My Dad, 69, was in a nursing home, after more than a month in hospital, after the rupture of an ulcer in his duodenum, the first part of the small intestine. He could ingest nothing, not even water, while the surgically repaired hole healed, a slow process that was protracted due to complications including infections. While we visited him, with my worried siblings, he was allowed only ice chips.

He was nourished intravenously by TPN, or total parenteral nutrition, a mix of proteins, fats, carbohydrates and nutrients that looks like a plastic bag of beige glue. You can be kept alive on it for weeks, even years.

Alas, another infection sent my Dad back to the hospital and kept him from eating for two more weeks. When he finally was able to eat, he would not. It was hard to chew and swallow, and very little appealed to him.

When I drove back to see him on the second weekend of April, he was off the IV and getting food, but besides cans of chocolate Ensure, he still wasn't swallowing much. The log on his door tracking his three daily meals measured his intake in "bites." He took just a tiny one of the slice of key lime pie -- once one of his favorite treats -- I'd brought from Columbus' North Market after he told me that the one thing that tasted good was fruit: peaches, pears, cherries.

He looked so frail. This man who once hung over his belt at 170 pounds, from his beer and rum-and-Cokes and steaks and butter and late-night raids on my Mom's boxed brownies, was wasting away.

Watching him pick at dinner Saturday night and barely touch lunch on Sunday made me more depressed.
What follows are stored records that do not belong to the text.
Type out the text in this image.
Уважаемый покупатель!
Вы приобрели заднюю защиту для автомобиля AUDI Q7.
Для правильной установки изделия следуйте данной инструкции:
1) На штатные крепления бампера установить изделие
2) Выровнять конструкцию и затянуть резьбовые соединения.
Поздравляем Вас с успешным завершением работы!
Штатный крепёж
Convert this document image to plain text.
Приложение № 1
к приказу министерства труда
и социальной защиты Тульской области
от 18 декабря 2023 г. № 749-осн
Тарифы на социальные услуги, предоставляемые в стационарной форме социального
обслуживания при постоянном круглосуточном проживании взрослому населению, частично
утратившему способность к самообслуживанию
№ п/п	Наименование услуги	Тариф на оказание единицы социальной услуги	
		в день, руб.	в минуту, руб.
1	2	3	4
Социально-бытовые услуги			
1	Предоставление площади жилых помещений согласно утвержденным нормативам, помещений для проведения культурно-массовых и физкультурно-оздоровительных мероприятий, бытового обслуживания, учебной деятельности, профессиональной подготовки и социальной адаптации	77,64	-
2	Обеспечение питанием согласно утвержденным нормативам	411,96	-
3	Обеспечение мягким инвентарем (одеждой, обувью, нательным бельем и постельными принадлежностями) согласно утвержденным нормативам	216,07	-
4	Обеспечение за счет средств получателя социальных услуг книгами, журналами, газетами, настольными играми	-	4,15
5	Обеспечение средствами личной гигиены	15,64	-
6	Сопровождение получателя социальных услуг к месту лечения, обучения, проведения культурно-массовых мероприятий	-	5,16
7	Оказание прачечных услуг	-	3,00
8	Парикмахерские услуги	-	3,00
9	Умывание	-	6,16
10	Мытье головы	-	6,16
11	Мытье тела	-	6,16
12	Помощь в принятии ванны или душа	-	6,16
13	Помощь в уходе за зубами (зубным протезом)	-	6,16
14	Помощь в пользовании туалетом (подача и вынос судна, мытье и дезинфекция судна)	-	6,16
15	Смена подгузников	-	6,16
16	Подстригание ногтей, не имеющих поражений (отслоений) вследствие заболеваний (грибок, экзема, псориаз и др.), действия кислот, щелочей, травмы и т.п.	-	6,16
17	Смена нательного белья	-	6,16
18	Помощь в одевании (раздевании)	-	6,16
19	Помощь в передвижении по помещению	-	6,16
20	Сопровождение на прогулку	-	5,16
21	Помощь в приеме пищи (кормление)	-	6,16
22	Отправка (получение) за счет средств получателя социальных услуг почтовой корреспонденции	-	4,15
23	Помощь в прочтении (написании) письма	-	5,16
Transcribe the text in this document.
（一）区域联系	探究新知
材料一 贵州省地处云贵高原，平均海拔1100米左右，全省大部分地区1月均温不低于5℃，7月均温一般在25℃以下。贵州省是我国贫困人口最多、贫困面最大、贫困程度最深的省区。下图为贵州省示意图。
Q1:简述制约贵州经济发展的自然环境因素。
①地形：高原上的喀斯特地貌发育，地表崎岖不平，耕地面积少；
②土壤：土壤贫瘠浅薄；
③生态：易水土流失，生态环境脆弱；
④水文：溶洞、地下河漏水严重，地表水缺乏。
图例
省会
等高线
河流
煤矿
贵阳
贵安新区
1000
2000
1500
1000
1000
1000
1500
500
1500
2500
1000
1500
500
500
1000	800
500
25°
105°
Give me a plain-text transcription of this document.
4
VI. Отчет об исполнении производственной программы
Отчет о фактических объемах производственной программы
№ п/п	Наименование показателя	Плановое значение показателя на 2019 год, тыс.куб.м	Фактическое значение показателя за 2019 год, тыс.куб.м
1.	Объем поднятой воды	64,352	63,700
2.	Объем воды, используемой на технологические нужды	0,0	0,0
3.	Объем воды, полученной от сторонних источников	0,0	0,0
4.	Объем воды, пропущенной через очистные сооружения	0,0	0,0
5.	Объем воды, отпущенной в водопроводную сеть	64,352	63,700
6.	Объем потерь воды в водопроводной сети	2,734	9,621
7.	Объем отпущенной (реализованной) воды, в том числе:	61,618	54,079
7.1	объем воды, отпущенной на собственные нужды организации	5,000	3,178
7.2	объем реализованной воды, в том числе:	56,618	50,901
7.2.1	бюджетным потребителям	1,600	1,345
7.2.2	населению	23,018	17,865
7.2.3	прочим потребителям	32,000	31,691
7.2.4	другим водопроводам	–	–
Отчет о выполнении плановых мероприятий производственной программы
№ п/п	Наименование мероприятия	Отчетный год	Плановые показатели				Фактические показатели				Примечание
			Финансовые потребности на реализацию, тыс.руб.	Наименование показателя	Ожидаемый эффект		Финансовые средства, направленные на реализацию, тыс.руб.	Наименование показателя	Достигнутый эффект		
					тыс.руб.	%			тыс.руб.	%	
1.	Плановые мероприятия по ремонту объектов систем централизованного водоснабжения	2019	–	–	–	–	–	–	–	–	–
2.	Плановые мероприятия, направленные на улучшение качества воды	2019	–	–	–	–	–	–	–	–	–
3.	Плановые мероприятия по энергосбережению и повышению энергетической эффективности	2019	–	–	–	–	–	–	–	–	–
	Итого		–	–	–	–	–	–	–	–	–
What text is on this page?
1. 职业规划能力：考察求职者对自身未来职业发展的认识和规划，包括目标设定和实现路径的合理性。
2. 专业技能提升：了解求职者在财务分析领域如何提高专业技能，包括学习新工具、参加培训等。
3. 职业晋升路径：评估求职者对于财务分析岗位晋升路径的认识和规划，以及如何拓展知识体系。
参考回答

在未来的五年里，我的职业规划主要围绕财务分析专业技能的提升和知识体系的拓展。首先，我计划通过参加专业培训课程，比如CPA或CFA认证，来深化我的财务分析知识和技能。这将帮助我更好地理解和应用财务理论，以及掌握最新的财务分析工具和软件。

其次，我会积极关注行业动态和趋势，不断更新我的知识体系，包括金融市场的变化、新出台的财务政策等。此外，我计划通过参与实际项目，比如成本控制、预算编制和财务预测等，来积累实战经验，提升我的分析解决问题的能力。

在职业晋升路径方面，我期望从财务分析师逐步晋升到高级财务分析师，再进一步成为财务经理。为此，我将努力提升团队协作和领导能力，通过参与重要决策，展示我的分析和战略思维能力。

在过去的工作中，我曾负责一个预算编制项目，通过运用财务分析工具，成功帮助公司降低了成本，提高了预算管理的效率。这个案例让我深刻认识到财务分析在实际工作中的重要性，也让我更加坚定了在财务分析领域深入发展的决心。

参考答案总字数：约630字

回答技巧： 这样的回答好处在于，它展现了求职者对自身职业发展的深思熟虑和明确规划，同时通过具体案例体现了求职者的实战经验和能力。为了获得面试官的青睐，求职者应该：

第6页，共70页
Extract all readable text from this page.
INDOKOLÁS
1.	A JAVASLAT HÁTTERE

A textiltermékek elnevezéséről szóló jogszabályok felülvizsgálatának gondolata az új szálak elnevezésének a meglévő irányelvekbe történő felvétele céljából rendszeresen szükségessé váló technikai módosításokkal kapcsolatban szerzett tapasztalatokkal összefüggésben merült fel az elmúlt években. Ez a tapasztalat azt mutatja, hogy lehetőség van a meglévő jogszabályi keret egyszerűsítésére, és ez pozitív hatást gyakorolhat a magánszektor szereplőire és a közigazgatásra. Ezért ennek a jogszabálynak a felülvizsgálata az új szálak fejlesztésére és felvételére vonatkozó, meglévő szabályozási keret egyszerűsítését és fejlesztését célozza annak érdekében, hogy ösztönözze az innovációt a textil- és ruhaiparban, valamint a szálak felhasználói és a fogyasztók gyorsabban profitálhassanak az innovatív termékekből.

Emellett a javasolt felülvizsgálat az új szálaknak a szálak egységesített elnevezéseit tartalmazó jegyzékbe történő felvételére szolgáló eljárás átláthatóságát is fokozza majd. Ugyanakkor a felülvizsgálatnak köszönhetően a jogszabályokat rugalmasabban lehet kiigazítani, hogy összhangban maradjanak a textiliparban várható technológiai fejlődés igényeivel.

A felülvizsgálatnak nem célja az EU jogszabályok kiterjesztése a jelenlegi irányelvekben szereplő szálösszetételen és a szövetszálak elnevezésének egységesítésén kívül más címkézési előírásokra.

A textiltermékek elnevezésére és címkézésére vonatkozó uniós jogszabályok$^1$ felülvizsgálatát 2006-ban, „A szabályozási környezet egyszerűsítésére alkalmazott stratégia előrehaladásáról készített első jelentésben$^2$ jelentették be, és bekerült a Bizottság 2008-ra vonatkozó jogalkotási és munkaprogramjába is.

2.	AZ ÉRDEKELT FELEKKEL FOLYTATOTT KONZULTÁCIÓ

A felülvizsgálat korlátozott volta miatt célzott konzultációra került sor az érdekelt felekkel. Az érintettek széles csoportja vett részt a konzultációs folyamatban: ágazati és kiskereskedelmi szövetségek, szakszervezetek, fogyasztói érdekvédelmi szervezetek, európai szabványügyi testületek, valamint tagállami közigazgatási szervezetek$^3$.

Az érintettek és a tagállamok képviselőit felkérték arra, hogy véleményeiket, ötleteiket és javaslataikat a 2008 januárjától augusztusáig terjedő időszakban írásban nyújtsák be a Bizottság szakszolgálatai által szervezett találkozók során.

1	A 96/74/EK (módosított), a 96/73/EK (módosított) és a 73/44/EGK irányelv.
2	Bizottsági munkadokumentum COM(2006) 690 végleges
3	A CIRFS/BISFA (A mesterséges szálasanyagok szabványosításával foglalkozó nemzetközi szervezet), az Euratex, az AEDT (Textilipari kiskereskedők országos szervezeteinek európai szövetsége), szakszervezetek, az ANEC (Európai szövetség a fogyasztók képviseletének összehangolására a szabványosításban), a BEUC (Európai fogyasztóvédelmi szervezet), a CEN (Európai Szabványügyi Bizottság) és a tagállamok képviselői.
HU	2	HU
I tried to will him to have an appetite.

"It doesn't matter how it tastes," I said. "You have to eat."

I talked about his grandson, and told him how he had to be around to take him fishing.

I stayed, and made my mom stay, all day Sunday so I could see him through dinner. The plastic tray seemed to arrive, even to me, too soon after lunch.

It was the baked fish that he'd ordered, but before we lifted the lid, he grumbled that it would be inedible: "It's probably carp." He yelled at Mom for opening the cellophane wrap on the single slice of white bread. She, at the end of her rope, yelled back.

But before we knew it, Dad was tucking into his triangle of fish, which he pronounced, "Pretty good." Eating several bites of it. A bite of bread, even. Plus several bites of cottage cheese and diced pears.

It didn't amount to much for a normal person, but this was the most he'd eaten in two months. I thought he looked better. He even joked with my mom about being sorry for "carping."

I drove home the next morning still tense, but was thrilled a few days later that he had been eating enough to be released back to the nursing home.

He says the food there is quite good. It amazes him in the mornings how hungry he is.

It's amazing how great that sounds, even at a time when too much of the world is hungry -- for the building blocks of flesh and spirit -- in a tragic way.

For now, I'm going to look forward to the day when my dad can take my son fishing.

I'll be hoping that they catch some fish -- and then eat them, perhaps with sweet corn and tomatoes and a homemade gooseberry pie.